By the MIA Practice Review Department
Every year, MIA issues Practice Review (PR) Reports to provide an overview of PR’s assessment of the audit firm and share new initiatives and upcoming developments affecting the profession. Such communication helps firms and public accountants understand the key areas for improvement so as to meet the requirements of the professional standards.
This article highlights some of the key findings related to relevant ethical requirements gathered from PR during the period from 1 July to 31 December 2020. The findings are not meant to be an exhaustive list of all findings from PR during this period, but instead to serve as a guidance to help members understand some of the ethical requirements to be implemented within their firms in compliance with relevant professional standards, applicable legal and regulatory requirements, as well as in achieving quality audit.
Key Findings from Practice Review:
Key findings 1
In one of the engagements reviewed, we noted that the consolidation working papers had been prepared by the audit firm’s staff who was also involved in the audit of the same engagement.
The above constitutes a self-review threat as stipulated in the Institute‘s By Laws 120.6 A3(b) which defines self-review as “the threat that a professional accountant will not appropriately evaluate the results of a previous judgement made; or an activity performed by the accountant, or by another individual within the accountant’s firm or employing organisation, on which the accountant will reply when forming a judgement as part of performing a current activity”
According to R120.10 of the Institute’s By Laws, if the professional accountant determined that the identified threat to compliance with the fundamental principles is not at an acceptable level, the accountant shall address the threats by eliminating them or reducing them to an acceptable level. The accountant shall do so by
a. Eliminating the circumstances, including interests or relationships, that are creating the threats.

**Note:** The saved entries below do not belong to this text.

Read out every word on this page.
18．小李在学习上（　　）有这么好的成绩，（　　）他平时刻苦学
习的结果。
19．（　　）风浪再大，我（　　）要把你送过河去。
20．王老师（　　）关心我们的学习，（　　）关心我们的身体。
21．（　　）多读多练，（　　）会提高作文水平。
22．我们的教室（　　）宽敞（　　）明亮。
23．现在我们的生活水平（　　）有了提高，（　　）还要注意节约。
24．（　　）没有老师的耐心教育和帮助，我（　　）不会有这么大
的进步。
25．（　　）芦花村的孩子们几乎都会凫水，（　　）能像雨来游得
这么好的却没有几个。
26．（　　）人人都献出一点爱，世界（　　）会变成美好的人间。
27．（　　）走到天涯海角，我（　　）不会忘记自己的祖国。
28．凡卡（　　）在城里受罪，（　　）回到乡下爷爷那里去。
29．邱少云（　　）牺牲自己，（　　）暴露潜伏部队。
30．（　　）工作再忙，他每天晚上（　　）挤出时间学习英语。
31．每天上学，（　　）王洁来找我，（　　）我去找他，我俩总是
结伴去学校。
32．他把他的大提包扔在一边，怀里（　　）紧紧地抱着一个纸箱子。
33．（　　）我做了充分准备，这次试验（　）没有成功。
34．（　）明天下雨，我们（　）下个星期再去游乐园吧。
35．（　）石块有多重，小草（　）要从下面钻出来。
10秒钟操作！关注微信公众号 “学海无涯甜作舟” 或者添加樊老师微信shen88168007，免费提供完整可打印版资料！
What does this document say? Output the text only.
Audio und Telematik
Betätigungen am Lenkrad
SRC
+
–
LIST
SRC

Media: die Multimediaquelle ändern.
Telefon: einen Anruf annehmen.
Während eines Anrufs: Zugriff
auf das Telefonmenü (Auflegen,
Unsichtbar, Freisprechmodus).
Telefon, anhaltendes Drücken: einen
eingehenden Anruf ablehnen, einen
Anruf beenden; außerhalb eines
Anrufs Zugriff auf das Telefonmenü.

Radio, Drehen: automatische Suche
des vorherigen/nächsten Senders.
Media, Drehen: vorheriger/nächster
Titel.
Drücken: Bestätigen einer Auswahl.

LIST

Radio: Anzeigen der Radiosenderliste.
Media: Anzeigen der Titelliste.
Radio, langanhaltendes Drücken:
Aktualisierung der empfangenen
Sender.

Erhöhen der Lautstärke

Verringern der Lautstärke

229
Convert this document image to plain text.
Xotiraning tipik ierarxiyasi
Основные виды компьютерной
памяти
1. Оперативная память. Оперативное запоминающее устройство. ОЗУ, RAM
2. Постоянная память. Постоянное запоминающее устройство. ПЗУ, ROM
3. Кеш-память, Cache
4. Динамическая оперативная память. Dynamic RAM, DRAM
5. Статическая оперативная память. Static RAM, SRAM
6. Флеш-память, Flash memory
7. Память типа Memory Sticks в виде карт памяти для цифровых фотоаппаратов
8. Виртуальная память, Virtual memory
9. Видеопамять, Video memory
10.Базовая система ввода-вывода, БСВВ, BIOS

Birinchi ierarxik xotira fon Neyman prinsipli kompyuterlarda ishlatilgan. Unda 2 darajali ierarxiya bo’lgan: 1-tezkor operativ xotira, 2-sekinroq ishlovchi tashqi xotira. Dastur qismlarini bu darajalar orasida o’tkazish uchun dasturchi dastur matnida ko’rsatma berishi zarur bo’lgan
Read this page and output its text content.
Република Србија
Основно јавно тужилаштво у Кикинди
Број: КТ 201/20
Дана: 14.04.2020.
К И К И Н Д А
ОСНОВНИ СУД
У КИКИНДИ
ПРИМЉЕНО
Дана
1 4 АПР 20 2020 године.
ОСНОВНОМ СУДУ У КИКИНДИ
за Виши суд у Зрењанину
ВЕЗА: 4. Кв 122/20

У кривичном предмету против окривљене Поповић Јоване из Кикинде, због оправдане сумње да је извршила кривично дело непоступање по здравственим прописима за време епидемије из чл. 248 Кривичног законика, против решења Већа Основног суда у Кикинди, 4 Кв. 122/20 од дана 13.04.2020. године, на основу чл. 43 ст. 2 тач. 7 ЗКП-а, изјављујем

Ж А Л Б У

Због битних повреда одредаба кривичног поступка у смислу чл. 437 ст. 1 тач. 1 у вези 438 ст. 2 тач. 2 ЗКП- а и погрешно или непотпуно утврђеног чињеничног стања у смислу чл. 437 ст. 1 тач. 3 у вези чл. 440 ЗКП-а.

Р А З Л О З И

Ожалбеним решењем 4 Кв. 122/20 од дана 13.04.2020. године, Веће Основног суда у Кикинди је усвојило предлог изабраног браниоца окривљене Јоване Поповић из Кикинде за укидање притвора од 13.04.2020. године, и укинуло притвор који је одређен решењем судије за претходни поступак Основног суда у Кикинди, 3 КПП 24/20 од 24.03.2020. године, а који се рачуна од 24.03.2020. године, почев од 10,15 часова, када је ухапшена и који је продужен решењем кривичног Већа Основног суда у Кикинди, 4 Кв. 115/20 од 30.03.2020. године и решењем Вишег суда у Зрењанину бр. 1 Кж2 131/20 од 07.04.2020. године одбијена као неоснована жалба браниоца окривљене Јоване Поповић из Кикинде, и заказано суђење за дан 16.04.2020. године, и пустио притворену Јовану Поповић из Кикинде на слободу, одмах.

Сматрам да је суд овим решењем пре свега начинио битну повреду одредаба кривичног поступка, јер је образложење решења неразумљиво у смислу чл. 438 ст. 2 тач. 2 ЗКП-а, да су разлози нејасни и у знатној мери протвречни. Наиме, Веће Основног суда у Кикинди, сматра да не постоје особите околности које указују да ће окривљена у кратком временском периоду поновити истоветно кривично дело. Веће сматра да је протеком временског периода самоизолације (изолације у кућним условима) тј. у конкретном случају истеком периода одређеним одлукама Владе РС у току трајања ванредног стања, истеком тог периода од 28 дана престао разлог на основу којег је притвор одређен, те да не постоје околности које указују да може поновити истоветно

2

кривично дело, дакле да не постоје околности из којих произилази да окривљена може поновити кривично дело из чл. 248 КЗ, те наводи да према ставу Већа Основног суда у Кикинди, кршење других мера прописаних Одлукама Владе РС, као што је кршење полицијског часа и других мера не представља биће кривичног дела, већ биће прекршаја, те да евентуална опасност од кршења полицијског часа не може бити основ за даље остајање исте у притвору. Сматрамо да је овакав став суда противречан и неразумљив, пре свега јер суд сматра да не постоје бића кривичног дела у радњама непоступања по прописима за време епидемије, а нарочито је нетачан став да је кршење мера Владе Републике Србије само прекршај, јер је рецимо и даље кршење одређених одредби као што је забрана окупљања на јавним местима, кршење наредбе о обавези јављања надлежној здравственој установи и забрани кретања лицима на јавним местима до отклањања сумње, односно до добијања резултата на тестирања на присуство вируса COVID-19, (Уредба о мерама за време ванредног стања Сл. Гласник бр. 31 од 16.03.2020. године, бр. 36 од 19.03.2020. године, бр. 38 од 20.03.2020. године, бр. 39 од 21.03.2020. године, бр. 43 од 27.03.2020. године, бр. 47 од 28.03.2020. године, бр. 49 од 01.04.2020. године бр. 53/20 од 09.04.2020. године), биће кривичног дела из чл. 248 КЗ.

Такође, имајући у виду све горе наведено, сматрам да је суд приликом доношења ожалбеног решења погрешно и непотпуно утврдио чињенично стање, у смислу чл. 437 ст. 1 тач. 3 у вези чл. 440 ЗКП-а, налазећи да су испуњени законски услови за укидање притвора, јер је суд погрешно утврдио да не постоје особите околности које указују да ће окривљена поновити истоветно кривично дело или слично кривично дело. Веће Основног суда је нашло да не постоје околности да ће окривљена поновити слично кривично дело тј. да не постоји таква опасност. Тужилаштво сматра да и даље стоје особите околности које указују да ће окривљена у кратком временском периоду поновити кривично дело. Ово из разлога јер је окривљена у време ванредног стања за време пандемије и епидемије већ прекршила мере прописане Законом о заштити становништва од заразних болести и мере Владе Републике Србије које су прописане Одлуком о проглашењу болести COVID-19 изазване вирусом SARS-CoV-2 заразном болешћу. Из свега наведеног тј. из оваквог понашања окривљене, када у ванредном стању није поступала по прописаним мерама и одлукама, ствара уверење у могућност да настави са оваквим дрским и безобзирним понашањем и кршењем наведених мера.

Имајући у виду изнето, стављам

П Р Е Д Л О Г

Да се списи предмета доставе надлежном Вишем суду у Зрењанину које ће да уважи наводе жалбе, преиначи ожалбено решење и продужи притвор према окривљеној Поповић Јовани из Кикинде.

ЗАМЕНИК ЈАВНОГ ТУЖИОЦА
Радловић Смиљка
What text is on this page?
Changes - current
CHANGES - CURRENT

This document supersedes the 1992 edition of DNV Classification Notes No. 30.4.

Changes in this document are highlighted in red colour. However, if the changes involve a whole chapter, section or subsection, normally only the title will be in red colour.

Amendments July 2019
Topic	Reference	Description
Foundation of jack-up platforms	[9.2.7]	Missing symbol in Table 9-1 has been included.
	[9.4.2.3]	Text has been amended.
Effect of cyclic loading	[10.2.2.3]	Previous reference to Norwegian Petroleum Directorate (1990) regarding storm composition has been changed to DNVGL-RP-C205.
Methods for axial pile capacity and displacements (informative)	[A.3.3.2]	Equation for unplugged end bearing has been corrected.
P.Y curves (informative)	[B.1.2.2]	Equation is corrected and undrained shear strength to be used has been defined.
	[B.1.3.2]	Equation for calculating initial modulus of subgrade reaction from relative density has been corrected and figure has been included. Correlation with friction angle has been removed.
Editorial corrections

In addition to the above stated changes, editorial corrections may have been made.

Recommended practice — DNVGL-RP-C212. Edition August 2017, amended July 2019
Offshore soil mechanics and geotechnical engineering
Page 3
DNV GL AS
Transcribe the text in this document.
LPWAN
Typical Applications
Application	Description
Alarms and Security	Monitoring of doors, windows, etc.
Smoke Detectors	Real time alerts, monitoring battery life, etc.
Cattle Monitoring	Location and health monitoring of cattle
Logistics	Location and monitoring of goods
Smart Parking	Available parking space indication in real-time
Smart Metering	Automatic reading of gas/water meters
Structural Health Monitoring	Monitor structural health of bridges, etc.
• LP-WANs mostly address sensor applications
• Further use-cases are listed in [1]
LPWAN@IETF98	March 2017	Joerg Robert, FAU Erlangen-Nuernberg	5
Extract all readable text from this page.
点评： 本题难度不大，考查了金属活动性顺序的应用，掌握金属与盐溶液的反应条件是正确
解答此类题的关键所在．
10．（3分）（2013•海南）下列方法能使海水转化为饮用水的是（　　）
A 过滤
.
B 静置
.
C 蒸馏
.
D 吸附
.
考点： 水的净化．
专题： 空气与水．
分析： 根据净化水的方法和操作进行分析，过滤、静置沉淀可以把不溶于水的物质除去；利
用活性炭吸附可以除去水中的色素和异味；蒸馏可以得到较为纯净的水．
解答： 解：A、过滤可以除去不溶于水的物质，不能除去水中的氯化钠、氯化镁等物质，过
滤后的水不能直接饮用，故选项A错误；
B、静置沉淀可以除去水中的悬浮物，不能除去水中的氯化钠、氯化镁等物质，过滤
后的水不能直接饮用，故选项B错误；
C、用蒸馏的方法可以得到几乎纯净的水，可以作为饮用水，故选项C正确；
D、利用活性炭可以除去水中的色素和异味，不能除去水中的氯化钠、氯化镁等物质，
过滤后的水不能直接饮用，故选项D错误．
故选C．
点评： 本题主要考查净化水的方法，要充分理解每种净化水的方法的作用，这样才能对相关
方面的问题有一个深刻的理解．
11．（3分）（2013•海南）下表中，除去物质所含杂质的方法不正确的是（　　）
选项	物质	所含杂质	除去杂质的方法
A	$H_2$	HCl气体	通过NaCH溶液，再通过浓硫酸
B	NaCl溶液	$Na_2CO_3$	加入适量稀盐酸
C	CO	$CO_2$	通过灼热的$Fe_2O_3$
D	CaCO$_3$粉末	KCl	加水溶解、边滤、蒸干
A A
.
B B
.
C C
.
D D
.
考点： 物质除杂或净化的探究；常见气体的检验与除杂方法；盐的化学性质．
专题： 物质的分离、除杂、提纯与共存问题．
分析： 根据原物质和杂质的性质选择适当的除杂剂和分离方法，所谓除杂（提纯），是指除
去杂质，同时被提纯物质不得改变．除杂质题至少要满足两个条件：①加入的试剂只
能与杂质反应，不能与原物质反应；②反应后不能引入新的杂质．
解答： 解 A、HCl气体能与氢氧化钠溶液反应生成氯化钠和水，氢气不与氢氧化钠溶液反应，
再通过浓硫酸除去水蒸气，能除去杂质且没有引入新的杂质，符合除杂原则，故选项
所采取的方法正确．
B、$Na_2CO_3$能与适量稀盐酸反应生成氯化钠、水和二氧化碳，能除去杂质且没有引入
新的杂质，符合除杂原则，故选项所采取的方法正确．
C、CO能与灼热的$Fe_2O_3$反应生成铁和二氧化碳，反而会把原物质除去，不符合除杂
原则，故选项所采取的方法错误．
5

b. Applying safeguards, where available and capable of being applied, to reduce the threat to an acceptable level; or
c. Declining or ending the specific professional activity.
Key findings 2
In some of the engagements under PR, we observed that the company secretary of the auditee is a close family member of the signing audit partner. This may constitute a threat to professional independence as the Institute’s By-Laws 290.13 (a) states that threat to independence are created when a close family member of a member of the audit team is, inter-alia, an officer of the audit client. The significance of the threat shall be evaluated, and safeguards applied when necessary to eliminate the threat or reduce it to an acceptable level, as stipulated in By-Laws 290.130 (c).
Key findings 3
During PR, we observed that the certificate relating to an exempt private company for two engagements under review were lodged by the company secretary who shares the same contact numbers, and email address of the audit firm (as stated in the section on lodger information).
On the other hand, according to the audit firm’s annual return, the audit manager who oversees one of the office branches, also acted as the company’s secretary for one of the engagements reviewed.
The above findings are deemed to undermine the audit firm’s independence, including independence in appearance as provided for in the Institute By-Laws and Section 264 of the Companies Act 2016.
Findings of noncompliance with ethical requirements such as the above, may potentially lead to a complaint being lodged against the auditor with the Registrar.
While this article focuses on findings for relevant ethical requirements, the practitioners are advised to study all relevant professional standards and supporting implementation guidance available in order to have a full understanding of the entire text of all the relevant professional standards and regulations, including its application. Further, we recommend that the practitioners refer to MIA PR Reports for a more holistic view on the PR findings observed.
Member firms are also advised to look into ISQM 1 as the firms will be required to design and implement a system of quality management in compliance with ISQM 1 by 15 December 2022.